Hacker News new | ask | show | jobs
by ciprian_craciun 1232 days ago
UTF-8 is both "binary" and "text" at the same time. :)

It's binary because the UTF-8 standard states how each Unicode code-point (i.e. character) is to be translated into a series of bytes.

But, because each (correct) UTF-8 byte sequence can be translated back into a Unicode code-point sequence, you can see it as text also. :)

(BTW, from my knowledge, UTF-8 doesn't specify a canonical encoding of Unicode text, thus for cryptographic purposes, especially signatures, perhaps one should treat it with care.)

1 comments

AFAIK, overlong encodings are not valid UTF-8 [0] which means the canonical encoding of each unicode code point is clearly defined as there is only one valid encoding. That still leaves higher level Unicode shenanigans, but every Unicode encoding is going to have those. And of course, what applications accept in practice is an entirely different issue.

[0] https://en.wikipedia.org/wiki/UTF-8#Overlong_encodings

While the point on overlong encodings is true... there are multiple ways to do composition[1]. brown-skin + high-five or high-five + brown skin... etc.

Part of why it's a good idea to normalize input before password hashing, as an example... It will likely become more common over time to use emoji as passphrase input.

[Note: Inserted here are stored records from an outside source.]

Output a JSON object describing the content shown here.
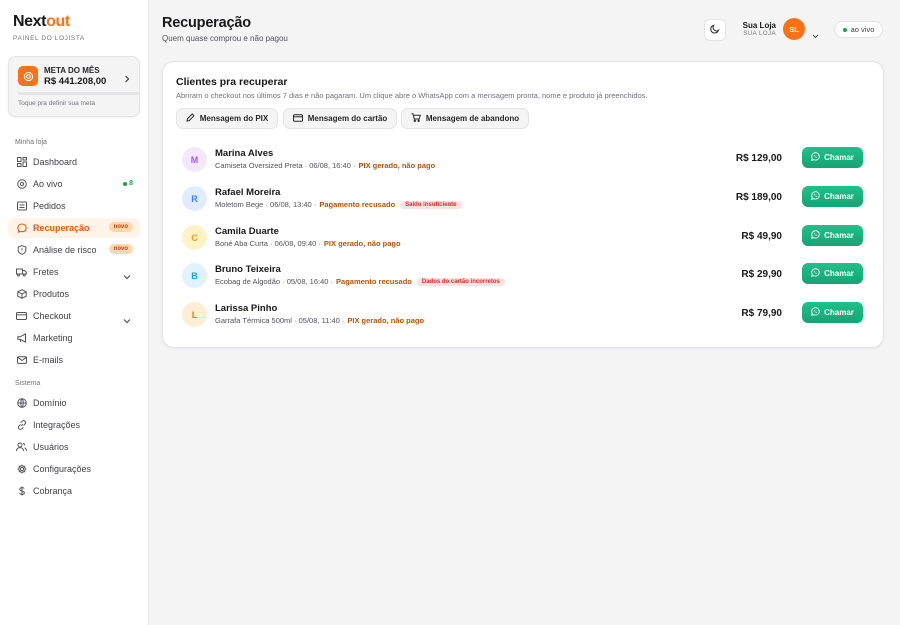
{
  "brand": {
    "name_main": "Next",
    "name_accent": "out",
    "subtitle": "PAINEL DO LOJISTA"
  },
  "goal": {
    "label": "META DO MÊS",
    "value": "R$ 441.208,00",
    "hint": "Toque pra definir sua meta",
    "progress": 0
  },
  "sidebar": {
    "section_store": "Minha loja",
    "section_system": "Sistema",
    "items": [
      {
        "label": "Dashboard",
        "icon": "grid-icon"
      },
      {
        "label": "Ao vivo",
        "icon": "target-icon",
        "count": "8"
      },
      {
        "label": "Pedidos",
        "icon": "list-icon"
      },
      {
        "label": "Recuperação",
        "icon": "chat-icon",
        "badge": "novo",
        "active": true
      },
      {
        "label": "Análise de risco",
        "icon": "shield-icon",
        "badge": "novo"
      },
      {
        "label": "Fretes",
        "icon": "truck-icon"
      },
      {
        "label": "Produtos",
        "icon": "box-icon"
      },
      {
        "label": "Checkout",
        "icon": "card-icon"
      },
      {
        "label": "Marketing",
        "icon": "megaphone-icon"
      },
      {
        "label": "E-mails",
        "icon": "mail-icon"
      }
    ],
    "system_items": [
      {
        "label": "Domínio",
        "icon": "globe-icon"
      },
      {
        "label": "Integrações",
        "icon": "link-icon"
      },
      {
        "label": "Usuários",
        "icon": "users-icon"
      },
      {
        "label": "Configurações",
        "icon": "gear-icon"
      },
      {
        "label": "Cobrança",
        "icon": "dollar-icon"
      }
    ]
  },
  "header": {
    "title": "Recuperação",
    "subtitle": "Quem quase comprou e não pagou",
    "store_name": "Sua Loja",
    "store_sub": "SUA LOJA",
    "avatar_initials": "SL",
    "live_label": "ao vivo"
  },
  "card": {
    "title": "Clientes pra recuperar",
    "description": "Abriram o checkout nos últimos 7 dias e não pagaram. Um clique abre o WhatsApp com a mensagem pronta, nome e produto já preenchidos.",
    "chips": [
      "Mensagem do PIX",
      "Mensagem do cartão",
      "Mensagem de abandono"
    ],
    "call_label": "Chamar",
    "customers": [
      {
        "initial": "M",
        "name": "Marina Alves",
        "product": "Camiseta Oversized Preta · 06/08, 16:40 ·",
        "status": "PIX gerado, não pago",
        "reason": "",
        "price": "R$ 129,00",
        "bg": "#f3e8ff",
        "fg": "#a855f7"
      },
      {
        "initial": "R",
        "name": "Rafael Moreira",
        "product": "Moletom Bege · 06/08, 13:40 ·",
        "status": "Pagamento recusado",
        "reason": "Saldo insuficiente",
        "price": "R$ 189,00",
        "bg": "#e0ecff",
        "fg": "#3b82f6"
      },
      {
        "initial": "C",
        "name": "Camila Duarte",
        "product": "Boné Aba Curta · 06/08, 09:40 ·",
        "status": "PIX gerado, não pago",
        "reason": "",
        "price": "R$ 49,90",
        "bg": "#fef3c7",
        "fg": "#f59e0b"
      },
      {
        "initial": "B",
        "name": "Bruno Teixeira",
        "product": "Ecobag de Algodão · 05/08, 16:40 ·",
        "status": "Pagamento recusado",
        "reason": "Dados do cartão incorretos",
        "price": "R$ 29,90",
        "bg": "#dff3fc",
        "fg": "#0ea5e9"
      },
      {
        "initial": "L",
        "name": "Larissa Pinho",
        "product": "Garrafa Térmica 500ml · 05/08, 11:40 ·",
        "status": "PIX gerado, não pago",
        "reason": "",
        "price": "R$ 79,90",
        "bg": "#ffedd5",
        "fg": "#f97316"
      }
    ]
  },
  "colors": {
    "accent": "#f97316",
    "whatsapp": "#16a374",
    "live": "#16a34a",
    "warning": "#b45309",
    "danger": "#dc2626"
  }
}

1. https://en.wikipedia.org/wiki/Unicode_equivalence

Yes, composing characters are what I was referencing with "higher level Unicode shenanigans". This doesn't stop there though - many people would say that "а" and "a" are encodings of the same character even if Unicode thinks otherwise. All that is above the concerns of UTF-8 though, which only cares about encoding code points into byte sequences.